Peer backs Borders rugby legend's calls for more research into disease
Former Borders MP David Steel, now Lord Steel of Aikwood, is backing Scottish rugby legend Doddie Weir's calls for more research to be carried out into motor neurone disease.
The ex-Melrose lock forward, diagnosed with the disease in December last year, last month told the Southern of his frustration that no new drugs had been produced to treat the condition for over two decades, and that case has now been taken up by the Liberal Democrat peer.
The 79-year-old – MP for Roxburgh, Selkirk and Peebles from 1965 to 1983 and for Tweeddale, Ettrick and Lauderdale from 1983 to 1997 – has tabled a written question in the House of Lords asking the UK Government “what assessment they have made of the comments by Doddie Weir concerning his frustration that there have been no new drugs to treat motor neurone disease developed in the last 22 years and what steps they are taking to promote research into such treatments”.

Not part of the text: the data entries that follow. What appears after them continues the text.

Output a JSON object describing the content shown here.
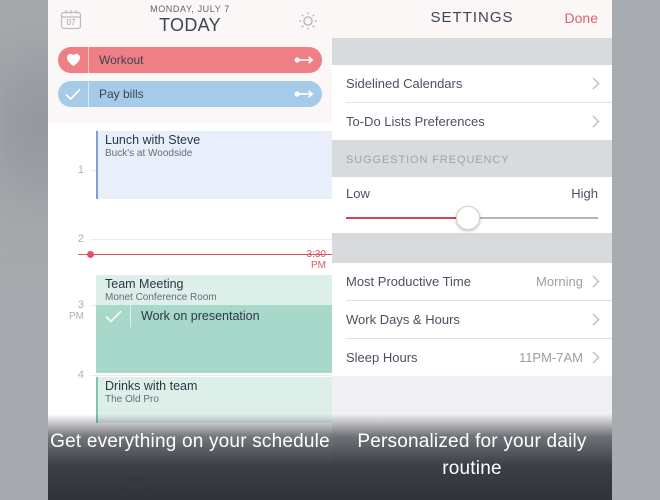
{
  "left_panel": {
    "header": {
      "calendar_icon_day": "07",
      "date_line": "MONDAY, JULY 7",
      "today_label": "TODAY",
      "settings_icon": "gear-icon"
    },
    "todos": [
      {
        "label": "Workout",
        "icon": "heart-icon",
        "color": "#ef7e85",
        "arrow_icon": "arrow-right-icon"
      },
      {
        "label": "Pay bills",
        "icon": "check-icon",
        "color": "#a6cbe8",
        "arrow_icon": "arrow-right-icon"
      }
    ],
    "hour_labels": [
      {
        "hour": "1",
        "ampm": ""
      },
      {
        "hour": "2",
        "ampm": ""
      },
      {
        "hour": "3",
        "ampm": "PM"
      },
      {
        "hour": "4",
        "ampm": ""
      }
    ],
    "now_marker": {
      "time": "3:30",
      "ampm": "PM",
      "color": "#e05362"
    },
    "events": [
      {
        "title": "Lunch with Steve",
        "location": "Buck's at Woodside",
        "accent": "#7d9fd3",
        "bg": "#e9effa"
      },
      {
        "title": "Team Meeting",
        "location": "Monet Conference Room",
        "accent": "#7fc4b0",
        "bg": "#ddefe9"
      },
      {
        "title": "Drinks with team",
        "location": "The Old Pro",
        "accent": "#7fc4b0",
        "bg": "#ddefe9"
      }
    ],
    "task_block": {
      "label": "Work on presentation",
      "icon": "check-icon",
      "bg": "#a7d8ca"
    },
    "caption": "Get everything on your schedule"
  },
  "right_panel": {
    "header": {
      "title": "SETTINGS",
      "done_label": "Done",
      "done_color": "#e4606d"
    },
    "group_one": [
      {
        "label": "Sidelined Calendars",
        "value": "",
        "chevron": "chevron-right-icon"
      },
      {
        "label": "To-Do Lists Preferences",
        "value": "",
        "chevron": "chevron-right-icon"
      }
    ],
    "suggestion_frequency": {
      "section_title": "SUGGESTION FREQUENCY",
      "low_label": "Low",
      "high_label": "High",
      "value_percent": 48,
      "fill_color": "#cf4552"
    },
    "group_two": [
      {
        "label": "Most Productive Time",
        "value": "Morning",
        "chevron": "chevron-right-icon"
      },
      {
        "label": "Work Days & Hours",
        "value": "",
        "chevron": "chevron-right-icon"
      },
      {
        "label": "Sleep Hours",
        "value": "11PM-7AM",
        "chevron": "chevron-right-icon"
      }
    ],
    "caption": "Personalized for your daily routine"
  }
}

The Government is expected to give its response to the former Scottish Parliament presiding officer, now living in Selkirk, within the next week.
Weir, of Blainslie, near Lauder, told the Southern: “To have no new drugs in 22 years for a terminal illness, and for there to have been no trials in Scotland to try to find a cure, is frustrating.”
The 47-year-old, capped 61 times for Scotland, last month launched a charity, called My Name’5 Doddie Foundation, to try to redress that lack of research.
Weir, now employed as commercial director at Hutchinson Environmental Solutions at Blainslie, added: “I’m trying to see if I can make a difference, and that’s where I am.
“Hopefully, I can in some small shape or form.
“It is frustrating that there has been so little progress over the last two decades.
“I want to push the need for research into MND further up the agenda. We may be too late in finding something that can help me, but I am committed to doing everything I can to help find a cure.”